Le livre et l'architecture
Anne-Marie Filiole
« Le livre tuera l'édifice » écrivait Victor Hugo dans Notre-Dame de Paris, regrettant le temps où l'histoire s'écrivait dans la pierre. Il n'en a rien été. Bien au contraire. Livre et architecture continuent de vivre et de séduire, de se séduire aussi l'un l'autre dans un dialogue d'une rare complexité, jeu de miroirs, analogies, rappels, métaphores... Le texte « se construit » sur la page à travers rythmes et échaffaudages 1, « l'architecture s'écrit » (s'écrie) comme la fiction, avec des signes, des symboles, des scansions. « Bâtir est un exercice périlleux de traduction, de transposition, de transfert » dira ce jour-là Marc Bédarida, architecte, « la construction, une éternelle reprise, retentation constante de dire la vérité ». En 1938, Labrouste inscrit sur la façade de la bibliothèque Sainte-Geneviève les noms d'écrivains tirés des catalogues, interface entre les livres et la ville. A la fin des années 30, l'Italie dédie un édifice entier à Dante et sa Divine comédie, transposant le rythme et la structure ternaire du texte (Enfer, Purgatoire, Paradis) en un voyage physique tripartite...
L'espace urbain
Elan, déploiement de force plus ou moins concerté, la cité se développe en accumulant les strates comme un livre ses pages. Des signes émergent de son histoire dictant le choix des caractères. Dynamisme et tradition. Alchimie de la création qui doit « actualiser le langage puisé dans l'histoire, fédérer ce qui existe » (Albert Longo, architecte). L'architecture est toujours une réponse d'ordre urbain, qui doit penser la ville et la révéler, un « miroir qui reflète l'âme du citadin ».

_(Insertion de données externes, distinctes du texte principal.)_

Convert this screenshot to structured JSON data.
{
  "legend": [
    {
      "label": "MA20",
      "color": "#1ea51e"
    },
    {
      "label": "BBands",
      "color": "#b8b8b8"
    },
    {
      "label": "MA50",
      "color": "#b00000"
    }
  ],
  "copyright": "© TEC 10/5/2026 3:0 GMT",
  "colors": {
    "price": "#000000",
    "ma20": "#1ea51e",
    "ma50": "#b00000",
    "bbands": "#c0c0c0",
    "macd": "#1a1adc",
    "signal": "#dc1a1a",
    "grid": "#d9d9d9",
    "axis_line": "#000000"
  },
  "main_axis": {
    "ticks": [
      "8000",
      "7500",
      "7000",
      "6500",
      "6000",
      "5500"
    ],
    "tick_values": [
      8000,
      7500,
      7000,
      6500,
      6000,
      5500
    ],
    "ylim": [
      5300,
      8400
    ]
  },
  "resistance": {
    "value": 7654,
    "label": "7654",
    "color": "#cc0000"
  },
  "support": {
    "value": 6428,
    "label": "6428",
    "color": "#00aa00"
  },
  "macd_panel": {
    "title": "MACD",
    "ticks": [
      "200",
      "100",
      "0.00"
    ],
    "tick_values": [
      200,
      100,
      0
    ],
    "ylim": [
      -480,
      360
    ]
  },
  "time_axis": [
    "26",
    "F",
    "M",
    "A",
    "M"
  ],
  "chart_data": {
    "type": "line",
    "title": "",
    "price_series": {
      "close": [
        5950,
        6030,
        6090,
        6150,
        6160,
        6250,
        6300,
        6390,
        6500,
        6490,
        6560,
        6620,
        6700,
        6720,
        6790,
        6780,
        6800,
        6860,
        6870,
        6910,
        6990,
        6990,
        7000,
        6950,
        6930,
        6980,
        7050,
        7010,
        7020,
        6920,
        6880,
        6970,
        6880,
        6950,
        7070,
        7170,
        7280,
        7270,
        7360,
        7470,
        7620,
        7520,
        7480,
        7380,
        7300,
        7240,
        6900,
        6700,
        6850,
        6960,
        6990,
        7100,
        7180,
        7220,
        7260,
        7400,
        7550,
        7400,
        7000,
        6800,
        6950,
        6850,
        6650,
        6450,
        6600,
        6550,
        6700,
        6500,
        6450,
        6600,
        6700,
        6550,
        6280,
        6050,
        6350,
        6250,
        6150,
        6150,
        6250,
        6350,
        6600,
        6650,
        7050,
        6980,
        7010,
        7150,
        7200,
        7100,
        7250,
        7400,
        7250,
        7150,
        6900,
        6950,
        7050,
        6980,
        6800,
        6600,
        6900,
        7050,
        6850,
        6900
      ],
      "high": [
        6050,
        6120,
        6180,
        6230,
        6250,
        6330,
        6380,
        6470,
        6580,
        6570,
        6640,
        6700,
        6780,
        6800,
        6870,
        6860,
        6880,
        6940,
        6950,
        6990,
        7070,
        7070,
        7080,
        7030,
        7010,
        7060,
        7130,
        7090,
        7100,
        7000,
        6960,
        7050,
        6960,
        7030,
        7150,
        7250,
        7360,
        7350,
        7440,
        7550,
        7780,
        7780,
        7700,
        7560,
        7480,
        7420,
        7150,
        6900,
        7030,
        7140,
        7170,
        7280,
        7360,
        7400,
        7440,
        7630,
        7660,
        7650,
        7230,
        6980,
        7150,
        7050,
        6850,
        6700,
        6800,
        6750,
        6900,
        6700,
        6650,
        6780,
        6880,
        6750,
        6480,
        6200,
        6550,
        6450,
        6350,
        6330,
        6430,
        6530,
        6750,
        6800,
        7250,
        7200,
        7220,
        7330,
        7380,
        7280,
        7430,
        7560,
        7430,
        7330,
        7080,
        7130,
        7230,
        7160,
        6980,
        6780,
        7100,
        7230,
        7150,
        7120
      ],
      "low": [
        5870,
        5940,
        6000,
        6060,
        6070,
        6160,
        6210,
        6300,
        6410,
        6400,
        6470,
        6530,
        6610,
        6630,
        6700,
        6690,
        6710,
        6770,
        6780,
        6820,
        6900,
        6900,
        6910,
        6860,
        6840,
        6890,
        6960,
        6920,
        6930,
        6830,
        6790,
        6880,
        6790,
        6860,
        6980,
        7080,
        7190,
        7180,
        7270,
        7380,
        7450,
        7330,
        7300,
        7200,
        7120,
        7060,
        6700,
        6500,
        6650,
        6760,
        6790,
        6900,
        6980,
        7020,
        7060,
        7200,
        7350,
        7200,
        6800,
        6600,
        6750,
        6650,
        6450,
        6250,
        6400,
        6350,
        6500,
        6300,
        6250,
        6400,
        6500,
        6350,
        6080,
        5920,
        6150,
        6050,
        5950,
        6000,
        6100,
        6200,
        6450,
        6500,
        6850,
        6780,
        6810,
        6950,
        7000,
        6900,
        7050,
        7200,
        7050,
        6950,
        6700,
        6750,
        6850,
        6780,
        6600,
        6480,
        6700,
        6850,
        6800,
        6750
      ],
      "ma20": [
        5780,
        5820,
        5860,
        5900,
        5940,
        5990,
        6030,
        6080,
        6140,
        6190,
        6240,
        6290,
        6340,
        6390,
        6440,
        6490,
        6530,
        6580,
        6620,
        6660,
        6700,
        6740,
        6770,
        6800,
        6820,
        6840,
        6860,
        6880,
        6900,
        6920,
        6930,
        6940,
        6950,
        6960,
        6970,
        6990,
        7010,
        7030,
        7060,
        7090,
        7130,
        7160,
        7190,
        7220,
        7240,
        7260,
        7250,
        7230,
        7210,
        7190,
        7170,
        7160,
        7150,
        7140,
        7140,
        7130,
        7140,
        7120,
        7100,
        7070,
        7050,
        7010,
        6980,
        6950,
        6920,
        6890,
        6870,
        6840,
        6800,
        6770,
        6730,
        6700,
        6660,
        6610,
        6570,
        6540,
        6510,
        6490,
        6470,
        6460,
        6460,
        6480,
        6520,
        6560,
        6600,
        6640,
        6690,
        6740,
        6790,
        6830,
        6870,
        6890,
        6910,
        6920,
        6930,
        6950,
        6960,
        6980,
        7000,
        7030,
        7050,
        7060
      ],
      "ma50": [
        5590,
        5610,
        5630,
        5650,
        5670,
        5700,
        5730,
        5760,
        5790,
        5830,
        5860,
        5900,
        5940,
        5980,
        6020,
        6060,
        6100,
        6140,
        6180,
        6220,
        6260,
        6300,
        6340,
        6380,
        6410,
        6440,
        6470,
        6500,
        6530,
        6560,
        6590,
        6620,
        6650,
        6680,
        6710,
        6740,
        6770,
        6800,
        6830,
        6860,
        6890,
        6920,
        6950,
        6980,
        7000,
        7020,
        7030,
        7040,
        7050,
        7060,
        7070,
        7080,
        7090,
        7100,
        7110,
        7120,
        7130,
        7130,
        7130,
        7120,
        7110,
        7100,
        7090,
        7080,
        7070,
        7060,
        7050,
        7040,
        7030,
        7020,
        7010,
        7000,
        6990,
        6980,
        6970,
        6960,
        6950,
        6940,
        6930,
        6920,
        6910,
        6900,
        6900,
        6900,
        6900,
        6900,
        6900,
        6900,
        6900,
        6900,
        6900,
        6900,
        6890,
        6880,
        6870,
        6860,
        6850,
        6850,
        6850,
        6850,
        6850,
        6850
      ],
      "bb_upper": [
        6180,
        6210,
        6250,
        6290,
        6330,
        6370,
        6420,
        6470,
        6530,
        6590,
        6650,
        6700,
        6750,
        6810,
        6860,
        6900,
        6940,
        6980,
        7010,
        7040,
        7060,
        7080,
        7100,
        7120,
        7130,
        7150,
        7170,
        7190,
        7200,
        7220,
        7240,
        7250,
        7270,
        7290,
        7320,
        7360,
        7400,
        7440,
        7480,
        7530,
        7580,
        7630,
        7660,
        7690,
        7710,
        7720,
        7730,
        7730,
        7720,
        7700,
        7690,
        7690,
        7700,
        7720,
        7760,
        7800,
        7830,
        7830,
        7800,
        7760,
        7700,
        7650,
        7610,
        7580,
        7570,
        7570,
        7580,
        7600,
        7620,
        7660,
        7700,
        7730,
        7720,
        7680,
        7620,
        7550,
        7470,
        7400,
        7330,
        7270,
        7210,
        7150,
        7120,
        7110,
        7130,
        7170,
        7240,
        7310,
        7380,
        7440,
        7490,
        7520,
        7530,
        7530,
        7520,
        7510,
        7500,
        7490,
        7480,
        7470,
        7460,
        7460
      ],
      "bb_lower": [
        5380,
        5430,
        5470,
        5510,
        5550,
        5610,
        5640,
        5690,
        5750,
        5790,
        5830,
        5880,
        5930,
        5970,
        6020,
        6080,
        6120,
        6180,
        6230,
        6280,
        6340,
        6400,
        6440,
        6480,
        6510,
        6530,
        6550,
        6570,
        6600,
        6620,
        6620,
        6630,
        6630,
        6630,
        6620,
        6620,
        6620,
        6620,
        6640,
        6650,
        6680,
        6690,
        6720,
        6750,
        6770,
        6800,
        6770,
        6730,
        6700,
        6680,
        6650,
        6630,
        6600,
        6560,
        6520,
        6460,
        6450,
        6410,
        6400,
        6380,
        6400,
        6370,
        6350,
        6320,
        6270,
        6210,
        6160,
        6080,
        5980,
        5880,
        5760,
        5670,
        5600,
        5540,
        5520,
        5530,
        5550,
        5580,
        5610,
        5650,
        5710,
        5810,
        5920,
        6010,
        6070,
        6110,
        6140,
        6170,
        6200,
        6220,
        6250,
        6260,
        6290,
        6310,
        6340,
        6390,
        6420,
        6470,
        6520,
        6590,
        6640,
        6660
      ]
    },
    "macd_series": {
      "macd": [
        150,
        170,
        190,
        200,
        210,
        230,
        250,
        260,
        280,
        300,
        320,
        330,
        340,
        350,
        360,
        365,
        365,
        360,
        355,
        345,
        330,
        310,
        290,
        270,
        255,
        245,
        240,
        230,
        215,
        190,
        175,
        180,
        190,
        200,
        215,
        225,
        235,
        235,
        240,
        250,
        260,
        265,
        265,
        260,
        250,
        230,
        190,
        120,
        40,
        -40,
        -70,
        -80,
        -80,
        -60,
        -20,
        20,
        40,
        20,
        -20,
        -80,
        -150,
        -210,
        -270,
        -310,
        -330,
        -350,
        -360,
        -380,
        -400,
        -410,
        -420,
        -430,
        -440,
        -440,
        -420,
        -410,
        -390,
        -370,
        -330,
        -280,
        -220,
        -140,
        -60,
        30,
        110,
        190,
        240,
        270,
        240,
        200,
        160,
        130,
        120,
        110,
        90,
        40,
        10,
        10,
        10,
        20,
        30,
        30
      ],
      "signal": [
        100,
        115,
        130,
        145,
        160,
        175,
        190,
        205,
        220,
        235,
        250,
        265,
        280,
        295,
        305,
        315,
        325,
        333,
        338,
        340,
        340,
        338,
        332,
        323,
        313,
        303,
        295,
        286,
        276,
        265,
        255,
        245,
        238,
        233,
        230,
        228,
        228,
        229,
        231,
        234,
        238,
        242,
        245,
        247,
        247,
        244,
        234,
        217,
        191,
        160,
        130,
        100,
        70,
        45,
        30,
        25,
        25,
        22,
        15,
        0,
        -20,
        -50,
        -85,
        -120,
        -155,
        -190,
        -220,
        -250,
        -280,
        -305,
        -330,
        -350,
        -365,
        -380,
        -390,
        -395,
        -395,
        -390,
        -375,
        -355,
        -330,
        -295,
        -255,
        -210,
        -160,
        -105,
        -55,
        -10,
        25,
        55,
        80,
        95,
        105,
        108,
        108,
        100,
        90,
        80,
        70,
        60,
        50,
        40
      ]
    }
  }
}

En s'intégrant dans le projet d'aménagement d'un quartier, ou en s'insérant dans des volumes préexistants à restaurer, la bibliothèque transmute l'influence de l'environnement. « La bibliothèque doit être une résonnance ». A Nancy, la médiathèque s'est installée dans la manufacture de tabac reconvertie. « Rencontre d'une actualité et d'un passé » (Christian François, l'architecte). Cube articulant deux anciennes structures, elle est liaison, communication, facilement repérable dans la ville. Pour permettre un fonctionnement cohérent, Christian François a gardé la composition répétitive du bâtiment, diversifiant les espaces par l'introduction minutieuse et soignée du détail (dimension tactile, texture et matériau), de petits coins lecture douillettement baignés de lumière naturelle dans l'embrasure des fenêtres : un immeuble traité comme un meuble, en exercice de style.
Imaginaire livresque
Comme l'architecture, la fiction contemporaine se laisse étrangement fasciner par son ombre : le livre et les lieux du livre. Croissance massive du thème... poursuivant la sempiternelle image d'enfermement. La bibliothèque devient inaccessible, indéchiffrable, fantasmatique, irrationnelle, menacée de mort et de destruction, les lecteurs y font de curieuses rencontres et lisent d'étranges manuscrits, recherchant un secret ou un assassin, la bibliothécaire cesse d'être bibliothécaire et découvre la vie 2... Négation du livre et du lieu, détournement livresque, objet « déréalisé » (Jean-Marie Goulemot, université de Tours). Bibliothèque babélienne, labyrinthe borgésien, monstrueuse autarcie où « Le » livre perdu détiendrait « La » vérité... « Si nous osions construire une architecture à la lumière de notre âme, ce devrait être un " labyrinthe " », disait déjà Nietszche.
Les élancements fantastiques des « Cités obscures » projetés ce jour-là par Benoît Peeters et François Schuiten 3 sur un conte à deux voix sortaient tout droit de cet imaginaire anarchique où le livre pousse en générations spontanées, dévore la ville, éclate portes et chaussées, engloutit le réel sous le rêve et la démesure...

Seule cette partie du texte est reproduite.